Here on the page 2, I cannot find the definitions of $[\operatorname{BRM}]$ and $[\operatorname{BRM}_\lambda]$.
Are they in the present paper ? I've also looked at the references at the end but couldn't find nothing helpful.
I understand from the paper some equivalents of these conditions but not the definitions.
EDIT:
As suggested by John Palmiery I've looked up [11] but still haven't caught the right meaning:
they say the category $\cal T$ satisfies [BRM] if every n.t. $\mathbf{y} X\to \mathbf{y}X'$ is induced by a map $X\to X'$. My problem is twofold, what is $\mathbf y$ and in what sense induced is meant here.

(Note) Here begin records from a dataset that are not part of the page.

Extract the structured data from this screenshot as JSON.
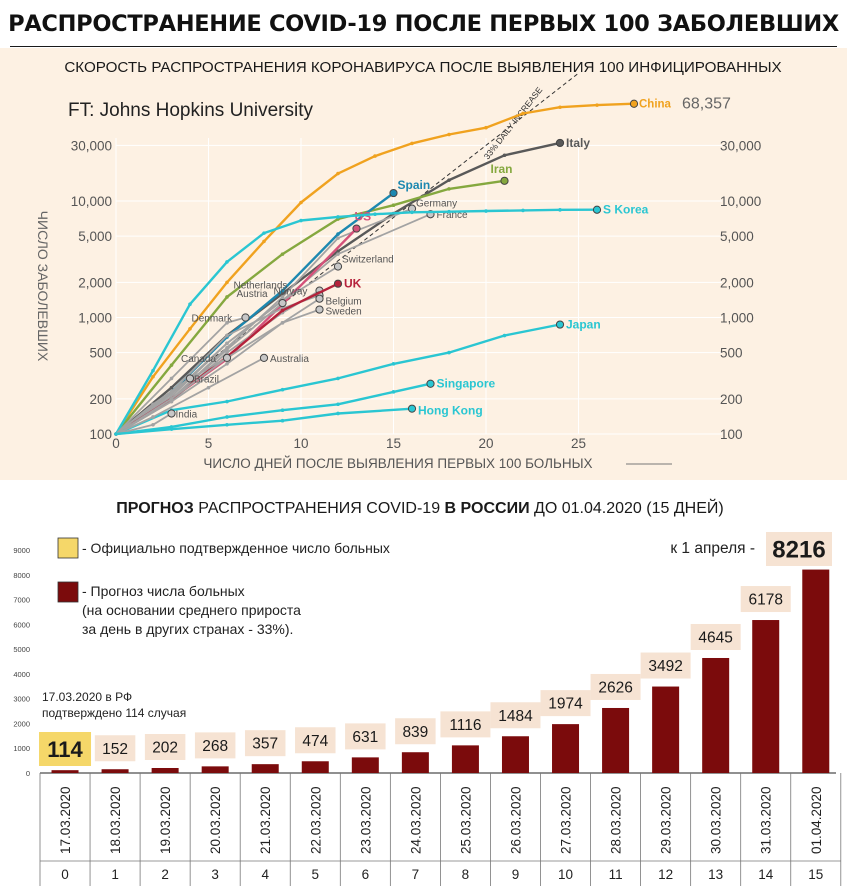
{
  "title": "РАСПРОСТРАНЕНИЕ COVID-19 ПОСЛЕ ПЕРВЫХ 100 ЗАБОЛЕВШИХ",
  "colors": {
    "upper_bg": "#fdf1e3",
    "bar_actual": "#f5d769",
    "bar_forecast": "#7b0b0c",
    "label_box": "#f6e3d3",
    "grid": "#ffffff"
  },
  "chart_data": [
    {
      "type": "line",
      "title": "СКОРОСТЬ РАСПРОСТРАНЕНИЯ КОРОНАВИРУСА ПОСЛЕ ВЫЯВЛЕНИЯ 100 ИНФИЦИРОВАННЫХ",
      "source": "FT: Johns Hopkins University",
      "xlabel": "ЧИСЛО ДНЕЙ ПОСЛЕ ВЫЯВЛЕНИЯ ПЕРВЫХ 100 БОЛЬНЫХ",
      "ylabel": "ЧИСЛО ЗАБОЛЕВШИХ",
      "xlim": [
        0,
        30
      ],
      "ylim": [
        100,
        60000
      ],
      "y_scale": "log",
      "xticks": [
        0,
        5,
        10,
        15,
        20,
        25
      ],
      "yticks": [
        100,
        200,
        500,
        1000,
        2000,
        5000,
        10000,
        30000
      ],
      "ytick_labels": [
        "100",
        "200",
        "500",
        "1,000",
        "2,000",
        "5,000",
        "10,000",
        "30,000"
      ],
      "grid": true,
      "reference_line": {
        "label": "33% DAILY INCREASE",
        "x": [
          0,
          25
        ],
        "y": [
          100,
          125000
        ]
      },
      "highlight_value": "68,357",
      "series": [
        {
          "name": "China",
          "color": "#f0a21f",
          "x": [
            0,
            2,
            4,
            6,
            8,
            10,
            12,
            14,
            16,
            18,
            20,
            22,
            24,
            26,
            28
          ],
          "y": [
            100,
            310,
            800,
            2000,
            4500,
            9700,
            17200,
            24300,
            31200,
            37200,
            42600,
            56400,
            63800,
            66500,
            68357
          ]
        },
        {
          "name": "Italy",
          "color": "#595959",
          "x": [
            0,
            3,
            6,
            9,
            12,
            15,
            18,
            21,
            24
          ],
          "y": [
            100,
            250,
            700,
            1600,
            3700,
            7800,
            15100,
            24700,
            31500
          ]
        },
        {
          "name": "Iran",
          "color": "#85a83f",
          "x": [
            0,
            3,
            6,
            9,
            12,
            15,
            18,
            21
          ],
          "y": [
            100,
            390,
            1500,
            3500,
            7000,
            9200,
            12700,
            14900
          ]
        },
        {
          "name": "Spain",
          "color": "#1d88b0",
          "x": [
            0,
            3,
            6,
            9,
            12,
            15
          ],
          "y": [
            100,
            230,
            680,
            1700,
            5200,
            11700
          ]
        },
        {
          "name": "Germany",
          "color": "#a3a3a3",
          "x": [
            0,
            3,
            6,
            9,
            12,
            16
          ],
          "y": [
            100,
            200,
            550,
            1500,
            4800,
            8600
          ]
        },
        {
          "name": "France",
          "color": "#a3a3a3",
          "x": [
            0,
            3,
            6,
            9,
            12,
            17
          ],
          "y": [
            100,
            210,
            600,
            1400,
            3500,
            7700
          ]
        },
        {
          "name": "US",
          "color": "#d4517a",
          "x": [
            0,
            3,
            6,
            9,
            13
          ],
          "y": [
            100,
            200,
            440,
            1300,
            5800
          ]
        },
        {
          "name": "S Korea",
          "color": "#2ac6d2",
          "x": [
            0,
            2,
            4,
            6,
            8,
            10,
            12,
            14,
            16,
            18,
            20,
            22,
            24,
            26
          ],
          "y": [
            100,
            350,
            1300,
            3000,
            5300,
            6800,
            7300,
            7700,
            8000,
            8100,
            8200,
            8300,
            8400,
            8413
          ]
        },
        {
          "name": "Switzerland",
          "color": "#a3a3a3",
          "x": [
            0,
            3,
            6,
            9,
            12
          ],
          "y": [
            100,
            220,
            600,
            1400,
            2740
          ]
        },
        {
          "name": "Netherlands",
          "color": "#a3a3a3",
          "x": [
            0,
            3,
            6,
            9,
            11
          ],
          "y": [
            100,
            190,
            500,
            1100,
            1700
          ]
        },
        {
          "name": "Norway",
          "color": "#a3a3a3",
          "x": [
            0,
            3,
            6,
            9,
            11
          ],
          "y": [
            100,
            230,
            700,
            1200,
            1550
          ]
        },
        {
          "name": "UK",
          "color": "#b5223b",
          "x": [
            0,
            3,
            6,
            9,
            12
          ],
          "y": [
            100,
            200,
            460,
            1150,
            1950
          ]
        },
        {
          "name": "Belgium",
          "color": "#a3a3a3",
          "x": [
            0,
            3,
            6,
            9,
            11
          ],
          "y": [
            100,
            190,
            400,
            900,
            1450
          ]
        },
        {
          "name": "Sweden",
          "color": "#a3a3a3",
          "x": [
            0,
            3,
            6,
            9,
            11
          ],
          "y": [
            100,
            200,
            450,
            900,
            1170
          ]
        },
        {
          "name": "Austria",
          "color": "#a3a3a3",
          "x": [
            0,
            3,
            6,
            9
          ],
          "y": [
            100,
            200,
            530,
            1330
          ]
        },
        {
          "name": "Denmark",
          "color": "#a3a3a3",
          "x": [
            0,
            3,
            6,
            7
          ],
          "y": [
            100,
            300,
            900,
            1000
          ]
        },
        {
          "name": "Japan",
          "color": "#2ac6d2",
          "x": [
            0,
            3,
            6,
            9,
            12,
            15,
            18,
            21,
            24
          ],
          "y": [
            100,
            160,
            190,
            240,
            300,
            400,
            500,
            700,
            870
          ]
        },
        {
          "name": "Canada",
          "color": "#a3a3a3",
          "x": [
            0,
            2,
            4,
            6
          ],
          "y": [
            100,
            180,
            300,
            450
          ]
        },
        {
          "name": "Australia",
          "color": "#a3a3a3",
          "x": [
            0,
            2,
            5,
            8
          ],
          "y": [
            100,
            140,
            250,
            450
          ]
        },
        {
          "name": "Brazil",
          "color": "#a3a3a3",
          "x": [
            0,
            2,
            4
          ],
          "y": [
            100,
            180,
            300
          ]
        },
        {
          "name": "Singapore",
          "color": "#2ac6d2",
          "x": [
            0,
            3,
            6,
            9,
            12,
            15,
            17
          ],
          "y": [
            100,
            115,
            140,
            160,
            180,
            230,
            270
          ]
        },
        {
          "name": "India",
          "color": "#a3a3a3",
          "x": [
            0,
            2,
            3
          ],
          "y": [
            100,
            120,
            150
          ]
        },
        {
          "name": "Hong Kong",
          "color": "#2ac6d2",
          "x": [
            0,
            3,
            6,
            9,
            12,
            16
          ],
          "y": [
            100,
            110,
            120,
            130,
            150,
            165
          ]
        }
      ]
    },
    {
      "type": "bar",
      "title_parts": [
        {
          "text": "ПРОГНОЗ",
          "bold": true
        },
        {
          "text": " РАСПРОСТРАНЕНИЯ COVID-19 ",
          "bold": false
        },
        {
          "text": "В РОССИИ",
          "bold": true
        },
        {
          "text": " ДО 01.04.2020 (15 ДНЕЙ)",
          "bold": false
        }
      ],
      "categories": [
        "17.03.2020",
        "18.03.2020",
        "19.03.2020",
        "20.03.2020",
        "21.03.2020",
        "22.03.2020",
        "23.03.2020",
        "24.03.2020",
        "25.03.2020",
        "26.03.2020",
        "27.03.2020",
        "28.03.2020",
        "29.03.2020",
        "30.03.2020",
        "31.03.2020",
        "01.04.2020"
      ],
      "day_numbers": [
        "0",
        "1",
        "2",
        "3",
        "4",
        "5",
        "6",
        "7",
        "8",
        "9",
        "10",
        "11",
        "12",
        "13",
        "14",
        "15"
      ],
      "values": [
        114,
        152,
        202,
        268,
        357,
        474,
        631,
        839,
        1116,
        1484,
        1974,
        2626,
        3492,
        4645,
        6178,
        8216
      ],
      "actual_count": 1,
      "ylim": [
        0,
        9000
      ],
      "yticks": [
        0,
        1000,
        2000,
        3000,
        4000,
        5000,
        6000,
        7000,
        8000,
        9000
      ],
      "legend": [
        {
          "label": "- Официально подтвержденное число больных",
          "color": "#f5d769"
        },
        {
          "label": "- Прогноз числа больных",
          "color": "#7b0b0c"
        }
      ],
      "legend_note": [
        "(на основании среднего прироста",
        "за день в других странах - 33%)."
      ],
      "annotation_lines": [
        "17.03.2020 в РФ",
        "подтверждено 114 случая"
      ],
      "callout_label": "к 1 апреля -",
      "callout_value": "8216"
    }
  ]
}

My guess is that $\mathbf{y}$ stands for "Yoneda".
As given in [11] (Christensen-Keller-Neeman, "Failure of Brown Representability in Derived Categories", https://arxiv.org/abs/math/0001056), for an object $X$ in the category $\mathcal{T}$, $\mathbf{y} X$ is the functor $\mathcal{T}(-, X)$ but restricted to the category of compact objects of $\mathcal{T}$. Given a map $X \to X'$, there is an induced natural transformation $\mathbf{y}X \to \mathbf{y}X'$; the requirement for [BRM] is that every natural transformation arises in this way.
Edit: given $f: X \to X'$, we get a natural transformation $\mathbf{y}X \to \mathbf{y} X'$ as follows: $g \in \mathcal{T}(A, X)$ gets sent to $f \circ g \in \mathcal{T}(A, X')$.